4.4 – Sistema de Informação/Sinalização

4.4.1 - Deverá ser disponibilizado a todos os trabalhadores informações sobre o uso de agrotóxicos no
estabelecimento, abordando os seguintes aspectos:
• Área tratada: descrição das características gerais da área, e do tipo de aplicação a ser feita, incluindo o equipamento a
ser utilizado;
• Nome comercial do produto utilizado;
• Classificação toxicológica;
• Data e hora da aplicação;
• Intervalo de reentrada;
• Intervalo de segurança/período de carência;
• Medidas de proteção necessárias aos trabalhadores em exposição direta e indireta;
• Medidas a serem adotadas em caso de intoxicação.

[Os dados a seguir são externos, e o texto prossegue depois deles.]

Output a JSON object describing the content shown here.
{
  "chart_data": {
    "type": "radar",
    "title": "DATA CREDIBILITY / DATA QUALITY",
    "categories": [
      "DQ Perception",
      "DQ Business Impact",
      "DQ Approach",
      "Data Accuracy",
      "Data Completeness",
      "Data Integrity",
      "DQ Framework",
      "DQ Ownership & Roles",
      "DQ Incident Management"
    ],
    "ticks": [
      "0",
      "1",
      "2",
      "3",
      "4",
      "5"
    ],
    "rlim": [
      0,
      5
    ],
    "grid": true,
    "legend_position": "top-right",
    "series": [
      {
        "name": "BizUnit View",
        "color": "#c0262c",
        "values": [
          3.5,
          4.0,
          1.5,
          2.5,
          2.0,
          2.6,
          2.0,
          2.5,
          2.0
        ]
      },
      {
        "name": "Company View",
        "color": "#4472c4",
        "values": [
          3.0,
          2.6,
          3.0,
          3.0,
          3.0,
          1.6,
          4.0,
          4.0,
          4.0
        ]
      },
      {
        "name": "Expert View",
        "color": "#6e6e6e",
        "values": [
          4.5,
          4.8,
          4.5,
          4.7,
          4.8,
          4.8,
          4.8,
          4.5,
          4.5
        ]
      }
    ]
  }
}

4.4.2 - Deverá haver sinalização nas áreas tratadas, informando o período de reentrada.

4.5 Máquinas e Equipamentos


Os equipamentos de aplicação dos agrotóxicos. adjuvantes e produtos afins, devem ser:
• Mantidos em perfeito estado de conservação e funcionamento;
• Inspecionados antes de cada aplicação;
• Utilizados para a finalidade indicada;
• Operados dentro dos limites, especificações e orientações técnicas.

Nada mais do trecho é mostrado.